If you’re in the NICU as much as possible, it can also help your partner feel more confident. Your support can boost her wellbeing and mental health, and support her relationship with the baby and with you.
If you have to go back to work, any amount of time you can spend in the NICU is still good for your baby, your partner and you.
Most NICUs aim for family-centred care, and good communication with you is a big part of this. Although they’re busy looking after your baby, NICU staff will usually be happy to talk with you about any questions or concerns. Just try to aim for a balance between letting staff focus on your baby and asking questions.
Your relationship with your partner when you have a premature baby
Having a premature baby can put strain on your relationship with your partner.
But it can also bring you closer to your partner as you go through the experience together. Many dads find that their relationship plays a big part in helping them cope with the experience of having a premature baby.
If your partner can’t get to the NICU or special care nursery in the first few days, you might like to take a photo or video of your baby to give to your partner after the birth. Hearing and seeing your baby can help your partner feel a bit better and more connected.
You can also help prepare your partner for the first visit by letting her know what to expect in the NICU.
Dads can get postnatal depression too. Read more in our article on depression in men during pregnancy and after birth.
Managing extra responsibilities when you have a premature baby in hospital
When your baby is in the NICU or special care nursery, you might feel like you have more responsibility than you’re ready for.
If you have other children, you’ll be juggling their needs and care, as well as bringing them into the NICU or special care nursery so they can see their mum and their new brother or sister.
As well as making trips into the hospital, you’ll probably be doing the shopping, keeping the house clean, going to work, organising visitors, and dropping off and picking up your other children.
If your partner is sent home while your baby is still in hospital, your partner is likely to be busy expressing breastmilk for the baby or spending a lot of time at the hospital.
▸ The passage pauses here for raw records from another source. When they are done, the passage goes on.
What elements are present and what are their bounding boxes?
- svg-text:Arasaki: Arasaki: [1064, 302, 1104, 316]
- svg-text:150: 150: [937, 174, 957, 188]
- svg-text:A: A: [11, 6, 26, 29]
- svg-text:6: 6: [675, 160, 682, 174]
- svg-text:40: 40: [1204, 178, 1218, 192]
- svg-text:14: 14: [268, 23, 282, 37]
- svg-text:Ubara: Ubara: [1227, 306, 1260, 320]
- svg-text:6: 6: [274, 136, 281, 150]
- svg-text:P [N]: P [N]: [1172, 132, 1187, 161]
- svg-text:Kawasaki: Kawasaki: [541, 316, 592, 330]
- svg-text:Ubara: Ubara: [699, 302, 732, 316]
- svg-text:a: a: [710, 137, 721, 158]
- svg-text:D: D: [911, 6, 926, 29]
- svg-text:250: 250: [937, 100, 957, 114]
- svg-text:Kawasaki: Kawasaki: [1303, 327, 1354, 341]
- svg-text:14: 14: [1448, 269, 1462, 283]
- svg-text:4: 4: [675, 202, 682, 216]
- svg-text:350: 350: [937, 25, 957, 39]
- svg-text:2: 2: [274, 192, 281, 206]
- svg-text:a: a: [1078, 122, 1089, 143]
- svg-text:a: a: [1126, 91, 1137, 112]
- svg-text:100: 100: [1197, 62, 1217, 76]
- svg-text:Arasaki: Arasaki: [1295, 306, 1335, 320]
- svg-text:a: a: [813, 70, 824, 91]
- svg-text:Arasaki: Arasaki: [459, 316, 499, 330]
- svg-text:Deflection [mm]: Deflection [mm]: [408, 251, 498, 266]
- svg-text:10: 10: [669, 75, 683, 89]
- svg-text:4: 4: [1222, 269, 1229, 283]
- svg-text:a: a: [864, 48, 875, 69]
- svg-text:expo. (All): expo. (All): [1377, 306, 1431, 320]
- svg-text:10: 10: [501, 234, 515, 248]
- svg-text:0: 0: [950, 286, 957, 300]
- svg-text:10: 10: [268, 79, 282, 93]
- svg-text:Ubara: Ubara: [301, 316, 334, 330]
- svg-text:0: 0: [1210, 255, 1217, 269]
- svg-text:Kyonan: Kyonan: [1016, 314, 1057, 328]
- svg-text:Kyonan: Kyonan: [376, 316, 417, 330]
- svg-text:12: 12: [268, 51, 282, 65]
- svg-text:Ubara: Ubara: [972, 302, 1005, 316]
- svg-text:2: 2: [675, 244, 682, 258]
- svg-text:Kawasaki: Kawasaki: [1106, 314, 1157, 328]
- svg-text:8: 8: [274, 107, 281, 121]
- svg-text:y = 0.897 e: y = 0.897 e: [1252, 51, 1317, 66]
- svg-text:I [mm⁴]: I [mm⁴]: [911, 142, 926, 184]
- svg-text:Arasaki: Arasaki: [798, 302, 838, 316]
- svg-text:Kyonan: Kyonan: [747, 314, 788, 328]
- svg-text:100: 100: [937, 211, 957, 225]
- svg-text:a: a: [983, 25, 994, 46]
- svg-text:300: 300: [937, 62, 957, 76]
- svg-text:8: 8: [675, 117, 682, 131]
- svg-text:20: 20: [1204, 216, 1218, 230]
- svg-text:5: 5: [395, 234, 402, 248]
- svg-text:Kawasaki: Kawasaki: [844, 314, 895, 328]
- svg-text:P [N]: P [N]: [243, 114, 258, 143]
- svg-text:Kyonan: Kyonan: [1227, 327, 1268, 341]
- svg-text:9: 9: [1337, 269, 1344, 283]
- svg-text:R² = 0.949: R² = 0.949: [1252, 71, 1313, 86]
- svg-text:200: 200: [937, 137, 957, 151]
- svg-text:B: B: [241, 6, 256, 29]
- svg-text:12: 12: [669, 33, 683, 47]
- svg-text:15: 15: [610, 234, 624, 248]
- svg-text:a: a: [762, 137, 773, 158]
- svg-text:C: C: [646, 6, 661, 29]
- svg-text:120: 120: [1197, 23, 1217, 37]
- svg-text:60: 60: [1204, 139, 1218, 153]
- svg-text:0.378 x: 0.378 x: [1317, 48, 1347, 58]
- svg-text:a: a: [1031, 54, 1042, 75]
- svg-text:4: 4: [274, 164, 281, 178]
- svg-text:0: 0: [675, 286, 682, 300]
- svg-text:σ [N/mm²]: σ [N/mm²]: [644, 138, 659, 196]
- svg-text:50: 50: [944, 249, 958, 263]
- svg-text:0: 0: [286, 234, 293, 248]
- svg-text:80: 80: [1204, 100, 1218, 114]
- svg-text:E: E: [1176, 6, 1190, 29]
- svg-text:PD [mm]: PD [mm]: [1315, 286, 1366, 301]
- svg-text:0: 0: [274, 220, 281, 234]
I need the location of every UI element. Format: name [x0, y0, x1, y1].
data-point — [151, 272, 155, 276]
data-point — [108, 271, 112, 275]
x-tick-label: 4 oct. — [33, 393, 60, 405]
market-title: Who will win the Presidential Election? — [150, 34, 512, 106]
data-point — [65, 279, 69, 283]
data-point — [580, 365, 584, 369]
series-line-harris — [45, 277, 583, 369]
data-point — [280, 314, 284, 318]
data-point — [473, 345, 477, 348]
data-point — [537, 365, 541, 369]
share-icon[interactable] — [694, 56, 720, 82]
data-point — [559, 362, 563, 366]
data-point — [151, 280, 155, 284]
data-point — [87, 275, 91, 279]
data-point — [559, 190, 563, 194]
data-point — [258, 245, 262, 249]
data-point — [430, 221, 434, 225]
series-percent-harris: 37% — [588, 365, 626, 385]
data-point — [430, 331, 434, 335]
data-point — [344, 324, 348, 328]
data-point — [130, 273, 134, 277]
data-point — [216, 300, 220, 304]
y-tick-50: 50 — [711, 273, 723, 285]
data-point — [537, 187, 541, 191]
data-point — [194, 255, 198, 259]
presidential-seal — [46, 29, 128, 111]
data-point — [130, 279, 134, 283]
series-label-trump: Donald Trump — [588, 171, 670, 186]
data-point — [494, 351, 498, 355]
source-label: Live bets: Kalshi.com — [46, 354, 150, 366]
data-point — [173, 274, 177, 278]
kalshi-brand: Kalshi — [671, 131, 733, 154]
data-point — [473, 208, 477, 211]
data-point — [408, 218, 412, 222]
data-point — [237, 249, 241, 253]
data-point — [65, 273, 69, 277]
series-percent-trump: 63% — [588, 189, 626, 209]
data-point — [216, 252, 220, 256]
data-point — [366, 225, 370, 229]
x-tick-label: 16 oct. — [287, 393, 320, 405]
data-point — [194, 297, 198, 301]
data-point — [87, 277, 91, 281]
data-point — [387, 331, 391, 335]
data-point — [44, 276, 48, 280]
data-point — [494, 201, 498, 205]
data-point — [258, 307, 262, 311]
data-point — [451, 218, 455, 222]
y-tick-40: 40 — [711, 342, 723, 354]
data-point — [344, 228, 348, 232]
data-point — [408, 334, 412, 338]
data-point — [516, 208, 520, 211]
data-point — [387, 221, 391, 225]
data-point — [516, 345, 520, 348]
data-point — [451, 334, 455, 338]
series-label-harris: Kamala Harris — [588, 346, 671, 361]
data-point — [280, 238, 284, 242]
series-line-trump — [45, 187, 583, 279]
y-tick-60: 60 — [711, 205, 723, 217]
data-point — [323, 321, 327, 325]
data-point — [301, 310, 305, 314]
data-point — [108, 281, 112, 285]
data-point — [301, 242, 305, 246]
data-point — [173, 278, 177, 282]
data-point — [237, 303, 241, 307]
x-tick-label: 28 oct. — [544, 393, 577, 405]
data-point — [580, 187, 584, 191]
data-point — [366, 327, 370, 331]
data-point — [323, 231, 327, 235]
This means you could be busy managing home and family for quite a while.
Here are a few ideas to help you with managing all this:
- Talk openly and honestly with your partner about what’s happening for both of you. Good communication will help things run smoothly.
- Agree with your partner on who does what – and what doesn’t have to be done. For example, it might not matter if the house doesn’t get cleaned as often.
- Ask family members and friends for help with looking after other children.
- Look into ways to save time on household tasks. For example, it’s often quicker to shop online for groceries and have them delivered.
- Look into whether your workplace has any leave arrangements that might let you take some extra time off.
- Say ‘Yes, please!’ if someone offers to cook you a meal, do your shopping, pick up your children and so on.